Jason was her full time care giver and his life literally revolved around helping keep her alive as long as possible. He gave up his job, did very little socially and spent his days and nights loving Min and easing her pain where he could. He rather helplessly watched his wife die and in the 7+ months since she left, Jason suffered anew, not quite knowing how to go on living without her, or what to do in the absence of caring for her. His heart was broken and he made valiant efforts to claw his way out of grief and despair. He needed time. He went on a road trip, saw family and friends he had not connected with in years, then he came back home to try and put the pieces of his life back together. He could not. In an act of desperation, for reasons both clear and mysterious (we all thought he might just be ok), he took his life 2 weeks ago. Alone, in the bed Min died in, he lay down and never got back up again. The community was rocked once again.

I was stunned and saddened but not terribly surprised. And I was also (at first) surprised by how little this triggered me. It should have sent me off the edge somewhat, given the fact that my mother committed suicide when I was a child and then my father, much later and by a slower and more painful means (drugs/alcohol). I lost 2 friends to suicide in high school. I have been closer to it than I care to remember most days. Yet when I got the news, I was able to step in and be there for others, and then show up at his apartment and help disassemble his and Min's lives, packing their clothes and memories away. I wanted to help and I did. Then I came home and fell apart. My own pain came back to visit me and I was forced to face my old trauma. The memories, questions and feelings around my mother's death in particular demanded to be felt and heard and seen and answered. As I was processing it all, as if the universe was saying, "Hey, here you go, let's really play," my grandmother - her mother - died within days of Jason. Her name was Phyllis and my relationship with her was strange, unsettled, full of old wounds. My feelings when she passed were all at once grief, relief, anger and surrender.

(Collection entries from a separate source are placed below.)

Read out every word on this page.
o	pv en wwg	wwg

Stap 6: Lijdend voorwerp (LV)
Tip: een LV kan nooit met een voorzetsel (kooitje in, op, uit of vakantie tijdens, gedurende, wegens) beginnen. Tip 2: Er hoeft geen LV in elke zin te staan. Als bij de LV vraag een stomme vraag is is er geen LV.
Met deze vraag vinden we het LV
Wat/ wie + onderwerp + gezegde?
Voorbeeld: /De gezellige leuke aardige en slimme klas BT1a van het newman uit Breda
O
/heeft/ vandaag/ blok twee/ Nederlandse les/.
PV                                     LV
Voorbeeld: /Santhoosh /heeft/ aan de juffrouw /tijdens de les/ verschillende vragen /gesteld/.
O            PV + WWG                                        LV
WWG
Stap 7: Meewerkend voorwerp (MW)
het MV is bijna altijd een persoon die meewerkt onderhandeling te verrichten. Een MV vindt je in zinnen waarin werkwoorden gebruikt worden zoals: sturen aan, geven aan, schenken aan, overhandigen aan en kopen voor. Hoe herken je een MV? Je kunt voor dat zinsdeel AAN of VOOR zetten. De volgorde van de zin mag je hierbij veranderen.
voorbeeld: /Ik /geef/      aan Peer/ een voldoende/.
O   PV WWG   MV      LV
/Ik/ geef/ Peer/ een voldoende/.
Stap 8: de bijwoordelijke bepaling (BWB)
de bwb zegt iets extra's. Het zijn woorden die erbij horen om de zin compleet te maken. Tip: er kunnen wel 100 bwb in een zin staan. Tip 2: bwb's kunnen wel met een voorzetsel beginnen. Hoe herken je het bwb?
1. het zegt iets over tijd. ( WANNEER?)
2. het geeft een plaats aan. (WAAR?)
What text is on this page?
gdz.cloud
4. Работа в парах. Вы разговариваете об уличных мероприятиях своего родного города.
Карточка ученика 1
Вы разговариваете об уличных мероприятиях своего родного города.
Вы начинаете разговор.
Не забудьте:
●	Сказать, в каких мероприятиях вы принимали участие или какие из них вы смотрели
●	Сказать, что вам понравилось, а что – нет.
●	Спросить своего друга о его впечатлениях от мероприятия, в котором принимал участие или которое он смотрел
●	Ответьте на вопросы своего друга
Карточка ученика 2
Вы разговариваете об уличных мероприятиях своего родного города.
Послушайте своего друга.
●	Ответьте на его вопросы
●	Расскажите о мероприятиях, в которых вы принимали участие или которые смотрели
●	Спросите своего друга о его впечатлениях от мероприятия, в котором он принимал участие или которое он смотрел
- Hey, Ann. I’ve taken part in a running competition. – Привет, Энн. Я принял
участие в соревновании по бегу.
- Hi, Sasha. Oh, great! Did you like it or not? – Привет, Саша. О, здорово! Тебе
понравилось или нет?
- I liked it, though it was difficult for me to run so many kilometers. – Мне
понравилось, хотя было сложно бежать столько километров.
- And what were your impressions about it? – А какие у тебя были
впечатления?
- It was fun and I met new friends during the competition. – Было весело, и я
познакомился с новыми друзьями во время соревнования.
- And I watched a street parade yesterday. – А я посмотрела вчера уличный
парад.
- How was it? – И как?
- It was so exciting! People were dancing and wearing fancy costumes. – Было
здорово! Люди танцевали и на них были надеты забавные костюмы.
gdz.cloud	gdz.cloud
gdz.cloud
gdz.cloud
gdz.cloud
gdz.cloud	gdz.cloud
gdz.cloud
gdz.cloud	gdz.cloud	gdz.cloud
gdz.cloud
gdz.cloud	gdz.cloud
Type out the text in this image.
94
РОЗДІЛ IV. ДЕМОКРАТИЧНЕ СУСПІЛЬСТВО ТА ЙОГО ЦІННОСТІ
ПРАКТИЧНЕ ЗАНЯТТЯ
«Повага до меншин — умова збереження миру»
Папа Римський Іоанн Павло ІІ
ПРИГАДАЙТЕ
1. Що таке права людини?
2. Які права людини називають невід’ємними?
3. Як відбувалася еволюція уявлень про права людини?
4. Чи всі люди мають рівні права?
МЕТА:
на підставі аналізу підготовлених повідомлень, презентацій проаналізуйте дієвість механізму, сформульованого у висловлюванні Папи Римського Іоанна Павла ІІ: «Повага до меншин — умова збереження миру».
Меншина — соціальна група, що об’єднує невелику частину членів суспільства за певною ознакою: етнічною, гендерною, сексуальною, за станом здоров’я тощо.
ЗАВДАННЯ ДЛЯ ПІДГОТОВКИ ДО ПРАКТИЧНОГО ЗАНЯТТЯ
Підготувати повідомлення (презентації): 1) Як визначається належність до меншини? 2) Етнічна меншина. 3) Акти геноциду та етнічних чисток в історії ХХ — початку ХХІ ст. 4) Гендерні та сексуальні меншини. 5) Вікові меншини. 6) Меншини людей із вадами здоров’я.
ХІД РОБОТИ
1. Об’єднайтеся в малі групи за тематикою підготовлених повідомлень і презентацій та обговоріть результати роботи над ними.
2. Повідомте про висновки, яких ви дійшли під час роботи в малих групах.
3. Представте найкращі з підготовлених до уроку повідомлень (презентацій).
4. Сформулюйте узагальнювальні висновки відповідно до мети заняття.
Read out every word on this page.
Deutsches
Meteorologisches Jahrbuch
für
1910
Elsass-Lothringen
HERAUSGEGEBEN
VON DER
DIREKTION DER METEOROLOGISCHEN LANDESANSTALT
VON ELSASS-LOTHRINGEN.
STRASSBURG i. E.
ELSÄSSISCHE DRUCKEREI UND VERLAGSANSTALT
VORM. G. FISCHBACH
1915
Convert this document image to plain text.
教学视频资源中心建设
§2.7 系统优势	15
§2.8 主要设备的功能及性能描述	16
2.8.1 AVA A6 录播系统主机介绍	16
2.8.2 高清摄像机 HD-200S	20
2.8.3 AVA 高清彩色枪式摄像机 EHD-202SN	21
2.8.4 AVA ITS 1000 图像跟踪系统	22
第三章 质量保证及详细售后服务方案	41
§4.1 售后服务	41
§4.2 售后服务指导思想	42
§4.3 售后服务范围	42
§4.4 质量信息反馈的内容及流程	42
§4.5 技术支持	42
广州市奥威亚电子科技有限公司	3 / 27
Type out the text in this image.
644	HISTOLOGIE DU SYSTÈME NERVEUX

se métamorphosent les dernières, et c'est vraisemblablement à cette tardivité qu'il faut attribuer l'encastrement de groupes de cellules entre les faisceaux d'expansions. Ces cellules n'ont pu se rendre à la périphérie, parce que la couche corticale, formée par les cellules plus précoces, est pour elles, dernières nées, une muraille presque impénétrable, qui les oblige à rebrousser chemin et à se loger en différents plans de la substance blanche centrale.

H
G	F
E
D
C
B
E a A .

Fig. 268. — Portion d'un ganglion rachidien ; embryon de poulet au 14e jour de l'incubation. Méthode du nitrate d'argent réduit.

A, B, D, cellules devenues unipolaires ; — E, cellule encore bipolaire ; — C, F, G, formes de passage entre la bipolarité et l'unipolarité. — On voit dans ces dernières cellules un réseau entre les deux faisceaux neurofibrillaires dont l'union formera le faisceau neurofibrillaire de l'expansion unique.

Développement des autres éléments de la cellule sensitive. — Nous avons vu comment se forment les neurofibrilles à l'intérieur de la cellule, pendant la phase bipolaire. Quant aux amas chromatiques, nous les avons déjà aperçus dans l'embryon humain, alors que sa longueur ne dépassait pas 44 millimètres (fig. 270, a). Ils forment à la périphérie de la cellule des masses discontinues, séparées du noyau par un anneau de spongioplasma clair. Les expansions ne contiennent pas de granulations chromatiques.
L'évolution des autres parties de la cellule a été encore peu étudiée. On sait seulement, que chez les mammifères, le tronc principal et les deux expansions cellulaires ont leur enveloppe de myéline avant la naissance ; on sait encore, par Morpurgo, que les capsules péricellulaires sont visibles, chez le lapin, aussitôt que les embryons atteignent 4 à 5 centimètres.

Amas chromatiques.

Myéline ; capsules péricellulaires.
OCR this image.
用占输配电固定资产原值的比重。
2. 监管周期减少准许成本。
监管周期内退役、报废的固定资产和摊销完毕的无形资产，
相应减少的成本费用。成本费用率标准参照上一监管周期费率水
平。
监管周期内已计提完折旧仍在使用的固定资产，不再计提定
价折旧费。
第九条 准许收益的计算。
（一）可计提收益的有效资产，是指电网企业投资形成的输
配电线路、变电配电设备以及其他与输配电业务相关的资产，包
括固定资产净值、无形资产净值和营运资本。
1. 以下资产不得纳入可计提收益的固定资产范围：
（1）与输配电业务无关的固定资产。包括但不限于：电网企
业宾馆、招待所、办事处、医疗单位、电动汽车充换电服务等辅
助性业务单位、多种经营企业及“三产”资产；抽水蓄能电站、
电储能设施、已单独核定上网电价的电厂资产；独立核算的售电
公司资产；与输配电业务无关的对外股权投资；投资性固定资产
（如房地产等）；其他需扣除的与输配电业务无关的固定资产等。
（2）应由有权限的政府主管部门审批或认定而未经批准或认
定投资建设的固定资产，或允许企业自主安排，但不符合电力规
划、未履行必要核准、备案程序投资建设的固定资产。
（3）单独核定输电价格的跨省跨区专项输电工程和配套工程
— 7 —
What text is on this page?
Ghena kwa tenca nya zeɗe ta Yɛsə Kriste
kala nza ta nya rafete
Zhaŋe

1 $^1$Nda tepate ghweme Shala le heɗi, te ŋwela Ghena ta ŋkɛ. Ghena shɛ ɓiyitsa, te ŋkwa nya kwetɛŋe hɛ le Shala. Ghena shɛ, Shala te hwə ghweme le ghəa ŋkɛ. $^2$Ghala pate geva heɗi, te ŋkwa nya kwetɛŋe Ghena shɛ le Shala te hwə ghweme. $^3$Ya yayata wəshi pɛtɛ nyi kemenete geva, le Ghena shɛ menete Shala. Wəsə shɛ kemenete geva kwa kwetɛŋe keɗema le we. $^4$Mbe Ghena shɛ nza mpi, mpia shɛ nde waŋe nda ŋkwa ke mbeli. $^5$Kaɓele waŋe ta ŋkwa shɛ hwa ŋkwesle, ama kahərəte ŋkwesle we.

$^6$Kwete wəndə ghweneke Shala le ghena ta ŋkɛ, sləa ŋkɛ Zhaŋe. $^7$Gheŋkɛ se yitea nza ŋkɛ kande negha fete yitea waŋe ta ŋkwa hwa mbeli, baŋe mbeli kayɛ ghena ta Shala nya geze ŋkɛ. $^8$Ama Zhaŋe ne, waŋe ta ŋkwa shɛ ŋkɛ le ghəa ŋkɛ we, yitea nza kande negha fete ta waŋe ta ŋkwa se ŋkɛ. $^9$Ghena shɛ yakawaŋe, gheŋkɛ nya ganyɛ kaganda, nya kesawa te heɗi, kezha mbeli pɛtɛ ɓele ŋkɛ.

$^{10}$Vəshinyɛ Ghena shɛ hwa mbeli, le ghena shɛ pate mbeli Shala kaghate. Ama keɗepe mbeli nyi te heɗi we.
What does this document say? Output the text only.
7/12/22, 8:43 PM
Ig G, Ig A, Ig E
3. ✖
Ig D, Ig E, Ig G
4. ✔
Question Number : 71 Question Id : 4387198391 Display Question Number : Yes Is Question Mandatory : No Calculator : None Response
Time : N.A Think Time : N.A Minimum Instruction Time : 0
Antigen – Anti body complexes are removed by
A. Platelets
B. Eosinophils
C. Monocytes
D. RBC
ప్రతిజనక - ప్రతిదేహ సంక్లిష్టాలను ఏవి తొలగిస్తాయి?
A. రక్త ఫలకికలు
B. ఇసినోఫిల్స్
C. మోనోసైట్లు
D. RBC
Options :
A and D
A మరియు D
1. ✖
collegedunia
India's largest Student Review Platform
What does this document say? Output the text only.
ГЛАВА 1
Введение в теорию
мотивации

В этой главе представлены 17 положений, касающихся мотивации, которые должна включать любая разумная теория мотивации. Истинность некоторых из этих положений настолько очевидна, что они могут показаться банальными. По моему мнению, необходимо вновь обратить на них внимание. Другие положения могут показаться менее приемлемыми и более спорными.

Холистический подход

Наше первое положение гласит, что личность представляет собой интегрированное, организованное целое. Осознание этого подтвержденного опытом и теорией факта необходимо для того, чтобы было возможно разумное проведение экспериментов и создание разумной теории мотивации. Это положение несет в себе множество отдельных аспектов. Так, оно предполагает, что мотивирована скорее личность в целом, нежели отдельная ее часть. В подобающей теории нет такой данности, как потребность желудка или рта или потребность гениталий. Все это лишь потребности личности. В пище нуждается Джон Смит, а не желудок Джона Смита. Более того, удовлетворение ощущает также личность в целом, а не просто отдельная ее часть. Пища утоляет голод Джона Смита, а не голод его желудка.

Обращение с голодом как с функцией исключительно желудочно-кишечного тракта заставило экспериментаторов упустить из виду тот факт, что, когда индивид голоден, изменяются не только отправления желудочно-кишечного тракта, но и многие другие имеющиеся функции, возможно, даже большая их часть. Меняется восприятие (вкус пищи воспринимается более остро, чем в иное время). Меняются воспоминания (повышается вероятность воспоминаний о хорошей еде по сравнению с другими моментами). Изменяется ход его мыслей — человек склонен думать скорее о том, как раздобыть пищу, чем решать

There is a finality to knowing that she is gone now and that she carried to the grave with her the answers to questions I could never seem to ask. And to some I did ask, but she refused to answer. The flip side of it is a feeling of peace that I no longer have to navigate that relationship in the living world. The last holiday card she sent me said, "Come see me." She had sent many of them through the past several years, trying to reconnect with me and I didn't know how to meet her. There was to much pain. And then she died.

I don't feel regret at not having visited. I allow myself not to. I chose not to go and visit her, for many reasons, the greatest of which is simply self-care. It was painful to be with her. Our history was dark and bathed in denial and secrets.

More on that in another post. Much more on it in my memoir I'll finish and get out into the world one way or another very soon.

This post is messy but that's where my heart and head are right now. Clarity is coming, I feel it. I'll allow myself to let this one be as it is. Glad to be back and happy to being to sharpen my writing tools that have grown rusty.

For now, I'm happy to be alive and thankful to get to have deep experiences that show me just how strong I am. This past year surely has done that.